Implement Coastal Management Programs

  • Chapter 17 of Agenda 21 and the Jakarta Mandate on Marine and Coastal Biological Diversity of the Convention on Biological Diversity called on countries to implement national plans to protect coastal resources. While there has been progress in putting these plans in place, half of the world's coastal countries still do not have any type of coastal legislation in place. And a majority of countries have no formal mechanism to coordinate coastal and ocean issues, let alone to integrate marine issues with land use, urbanization, and population issues.

  • To be effective, integrated coastal management should engage local representatives from various sectors that affect coastal areas, including tourism and agriculture, as well as underrepresented stakeholders, especially women.

  • In order to achieve the U.N. Millennium Declaration's goal to cut in half the number of people living in poverty by 2015, the World Bank and foreign aid agencies should target poverty reduction programs in growing coastal areas.

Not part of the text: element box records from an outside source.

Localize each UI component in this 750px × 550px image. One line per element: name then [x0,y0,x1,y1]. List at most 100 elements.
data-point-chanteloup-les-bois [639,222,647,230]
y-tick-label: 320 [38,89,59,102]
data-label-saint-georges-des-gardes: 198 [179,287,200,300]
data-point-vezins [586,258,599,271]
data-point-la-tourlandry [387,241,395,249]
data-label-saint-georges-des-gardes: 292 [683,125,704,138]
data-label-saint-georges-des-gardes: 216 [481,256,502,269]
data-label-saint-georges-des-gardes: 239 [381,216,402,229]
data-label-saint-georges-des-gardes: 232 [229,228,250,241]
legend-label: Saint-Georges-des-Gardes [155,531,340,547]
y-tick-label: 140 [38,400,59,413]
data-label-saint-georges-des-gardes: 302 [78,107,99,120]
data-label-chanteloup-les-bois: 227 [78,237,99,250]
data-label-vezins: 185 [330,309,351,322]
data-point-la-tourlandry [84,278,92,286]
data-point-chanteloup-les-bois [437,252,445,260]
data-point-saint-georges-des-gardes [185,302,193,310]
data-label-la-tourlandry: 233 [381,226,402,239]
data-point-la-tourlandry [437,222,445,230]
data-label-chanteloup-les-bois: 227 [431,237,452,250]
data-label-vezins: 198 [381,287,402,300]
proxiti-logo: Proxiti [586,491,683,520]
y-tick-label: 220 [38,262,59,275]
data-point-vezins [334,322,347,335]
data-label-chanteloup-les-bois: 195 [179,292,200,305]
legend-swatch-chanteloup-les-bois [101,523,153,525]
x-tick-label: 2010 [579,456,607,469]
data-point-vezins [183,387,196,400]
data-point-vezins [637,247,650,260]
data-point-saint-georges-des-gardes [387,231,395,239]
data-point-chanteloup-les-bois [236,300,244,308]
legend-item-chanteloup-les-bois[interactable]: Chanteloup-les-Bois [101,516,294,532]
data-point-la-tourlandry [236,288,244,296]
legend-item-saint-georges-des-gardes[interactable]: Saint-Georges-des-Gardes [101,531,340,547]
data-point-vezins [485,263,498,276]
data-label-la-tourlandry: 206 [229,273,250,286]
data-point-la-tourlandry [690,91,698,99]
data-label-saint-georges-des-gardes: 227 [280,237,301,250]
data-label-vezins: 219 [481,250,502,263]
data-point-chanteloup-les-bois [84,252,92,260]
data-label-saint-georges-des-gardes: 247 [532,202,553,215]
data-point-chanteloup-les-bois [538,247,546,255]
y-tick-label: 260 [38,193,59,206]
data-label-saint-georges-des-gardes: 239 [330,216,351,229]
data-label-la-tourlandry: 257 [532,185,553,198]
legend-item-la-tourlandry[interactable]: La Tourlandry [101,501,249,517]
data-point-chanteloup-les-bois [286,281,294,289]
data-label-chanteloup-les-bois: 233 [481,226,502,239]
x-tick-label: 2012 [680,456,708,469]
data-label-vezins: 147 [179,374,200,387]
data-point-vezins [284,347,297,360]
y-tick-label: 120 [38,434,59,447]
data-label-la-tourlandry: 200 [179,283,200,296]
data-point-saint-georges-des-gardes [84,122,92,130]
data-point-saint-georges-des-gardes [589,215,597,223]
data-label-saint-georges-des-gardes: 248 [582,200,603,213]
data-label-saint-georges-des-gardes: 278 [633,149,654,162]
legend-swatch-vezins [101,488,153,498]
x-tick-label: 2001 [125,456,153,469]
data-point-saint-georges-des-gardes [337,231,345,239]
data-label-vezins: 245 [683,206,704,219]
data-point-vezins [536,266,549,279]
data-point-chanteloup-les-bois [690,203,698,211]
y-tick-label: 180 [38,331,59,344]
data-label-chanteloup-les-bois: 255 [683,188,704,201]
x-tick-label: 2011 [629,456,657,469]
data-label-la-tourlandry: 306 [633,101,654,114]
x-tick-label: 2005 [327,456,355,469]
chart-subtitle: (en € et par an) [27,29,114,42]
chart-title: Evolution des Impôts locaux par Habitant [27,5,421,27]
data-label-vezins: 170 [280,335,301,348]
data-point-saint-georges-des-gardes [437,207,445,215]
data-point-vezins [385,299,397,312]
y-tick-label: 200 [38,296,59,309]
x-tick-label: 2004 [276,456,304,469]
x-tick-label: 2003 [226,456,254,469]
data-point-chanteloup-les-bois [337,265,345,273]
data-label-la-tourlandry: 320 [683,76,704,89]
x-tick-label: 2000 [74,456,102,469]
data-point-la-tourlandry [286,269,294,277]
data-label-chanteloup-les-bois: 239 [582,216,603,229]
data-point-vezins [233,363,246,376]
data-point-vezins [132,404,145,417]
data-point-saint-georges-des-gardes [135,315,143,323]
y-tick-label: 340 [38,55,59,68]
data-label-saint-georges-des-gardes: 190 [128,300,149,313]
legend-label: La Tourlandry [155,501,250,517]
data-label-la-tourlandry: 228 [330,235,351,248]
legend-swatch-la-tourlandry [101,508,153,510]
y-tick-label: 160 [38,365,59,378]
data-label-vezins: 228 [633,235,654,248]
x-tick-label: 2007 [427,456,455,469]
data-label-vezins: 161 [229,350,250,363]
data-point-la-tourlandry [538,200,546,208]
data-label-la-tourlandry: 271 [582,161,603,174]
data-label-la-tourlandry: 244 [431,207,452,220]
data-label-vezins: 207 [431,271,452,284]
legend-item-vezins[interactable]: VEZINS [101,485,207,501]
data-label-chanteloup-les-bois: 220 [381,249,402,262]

  • As called for under the Jakarta Mandate, countries should work to identify areas of high marine biological diversity, especially coral reefs and threatened shallow waters, and enact regionally-based networks of Marine Protected Areas.

  • Countries should heed the Global Program of Action's call to voluntarily improve sanitation and municipal wastewater management to protect human health and coastal resources.


Improve Fisheries Management

  • The U.N. Fish Stocks Agreement came into force in December 2001, but 15 of the top 20 fishing nations have not yet ratified the agreement. It is critical that all distant-water fishing nations ratify the agreement.

  • Fishing states should quickly implement the International Plan of Action to Prevent Illegal, Unreported, and Unregulated Fishing. Countries must invest in better enforcement and monitoring in international and territorial waters.

  • The October 2001 Reykjavik Declaration on Responsible Fisheries and the 1995 Food and Agriculture Orgainization (FAO) Code of Conduct for Responsible Fisheries both call for an ecosystem-based approach to fisheries management. To meet this goal, fishing nations should apply right-to-know principles to fisheries data collection.

  • In recognition of the success of the 1991 U.N. Moratorium on High Seas Driftnets, U.N. member states should limit other types of damaging fishing gear, especially longlines and industrial trawlers with high rates of bycatch.

  • Fish-consuming countries should pressure the world's top fishing nations to examine and phase-out $15 billion in annual fishing subsidies.

  • Many subsidies buy access rights for industrial country vessels to fish in developing countries, where they often compete with small-scale fishers. Developing countries should thus negotiate stricter terms of access and prohibit entry altogether where the resource is depleted.

Increase Consumer and Business Pressure for Sustainable Fisheries

  • FAO, United Nations Environment Programme (UNEP), and World Trade Organization (WTO) should create a regime by which fish that are independently certified as ecologically sound, through groups like the Marine Stewardship Council, can receive preferential treatment under bilateral trade agreements.

  • Consumer organizations should evaluate fisheries on whether they are sustainably managed, in addition to the information these groups already supply about chemical and biological contamination.

  • Seafood retailers, restaurant and aquarium suppliers, and consumers should purchase ecologically-sound certified fish whenever possible

 

Address Global Warming

  • Currently 25 percent of the world's energy supplies come from coastal and offshore resources. To help slow the rise in carbon emissions, companies involved in marine-based energy operations should receive tax credits for investing in renewable, ocean-based energy sources, including tidal, offshore wind, and ocean thermal.